The Impact of the Dimensions of Microfinance on Poverty Reduction: Confirmatory Factor Analysis (CFA) via Individual Measurement Models

Dr. J.A Prasansha Kumari
Senior Lecturer, Department of Economics, University of Kelaniya, Sri Lanka

IJRISS Call for paper

Abstract: Poverty is one of the main socio-economic issues holding back the development of economic of the underdeveloped countries. Microfinance is financial services provided to poor households of individuals who have no access to formal financial programs. It has been identified as a key mechanism to reduce world poverty in the recent past. With the revolution of the microfinance sector, it has been able to provide a wide range of services. This study aims to observe the extent to which the dimensions introduced in modern microfinance have contributed to the eradication of poverty. Data were collected using Likert scale questionnaire with total of 496 borrowers benefited under Samurdhi Micro Finance programs in Sri Lanka. Collected data analyzed confirmatory factor analysis by using AMOS 21. The factor loading of the individual measurement models were displayed that 38 items were grouped properly in to the 6 constructs which higher than 0.6

Key words: Confirmatory Factor Analysis, Microfinance, Poverty

I. INTRODUCTION

Microfinance, as per the Asian Development Bank (ADB), is the provision of a broad range of financial services, such as deposits, loans, payment services, money transfers, insurance to the poor, and their businesses (ADB, 2000).
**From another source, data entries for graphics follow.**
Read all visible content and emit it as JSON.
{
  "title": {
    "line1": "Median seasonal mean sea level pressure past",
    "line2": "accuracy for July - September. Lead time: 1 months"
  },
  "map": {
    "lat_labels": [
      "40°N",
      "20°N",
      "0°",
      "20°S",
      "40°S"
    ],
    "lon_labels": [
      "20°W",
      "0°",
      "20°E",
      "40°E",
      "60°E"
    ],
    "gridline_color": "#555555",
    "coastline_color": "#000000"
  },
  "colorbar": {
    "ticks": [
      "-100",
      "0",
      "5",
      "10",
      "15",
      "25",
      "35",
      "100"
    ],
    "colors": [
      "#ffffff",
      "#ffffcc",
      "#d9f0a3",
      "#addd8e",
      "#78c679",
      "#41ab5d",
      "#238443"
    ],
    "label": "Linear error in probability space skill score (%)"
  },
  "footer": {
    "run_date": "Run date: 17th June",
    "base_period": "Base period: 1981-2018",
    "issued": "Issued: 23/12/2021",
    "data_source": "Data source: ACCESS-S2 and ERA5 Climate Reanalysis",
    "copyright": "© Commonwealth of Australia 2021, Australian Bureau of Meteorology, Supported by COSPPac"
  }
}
Dixit et al, (2019) stated that ‘Microfinance refers to the providing of a broad spectrum of financial services to the low-income people’ and it is closely associated with microcredit. Otero (1999) stated that microfinance is the provision of financial services to low-income people and very poor self-employed people. Cull and Murdoch (2017) defined it as, “Microfinance is generally seen as a way to fix credit markets and unleash the productive capacities of poor people who are dependent on self-employment.” There are key elements of microfinance services such as credit services, savings service, non-financial services; social intermediation services (Kumari et al, 2019; Ali et al., 2014; Ledgerwood, 1999). Consultative Group to Assist the Poor (CGAP) has mentioned that microfinance is the providing of credit, savings and other financial services to the poor. It includes credit services, money transfer services, pensions and insurance as well (Reille et al, 2009).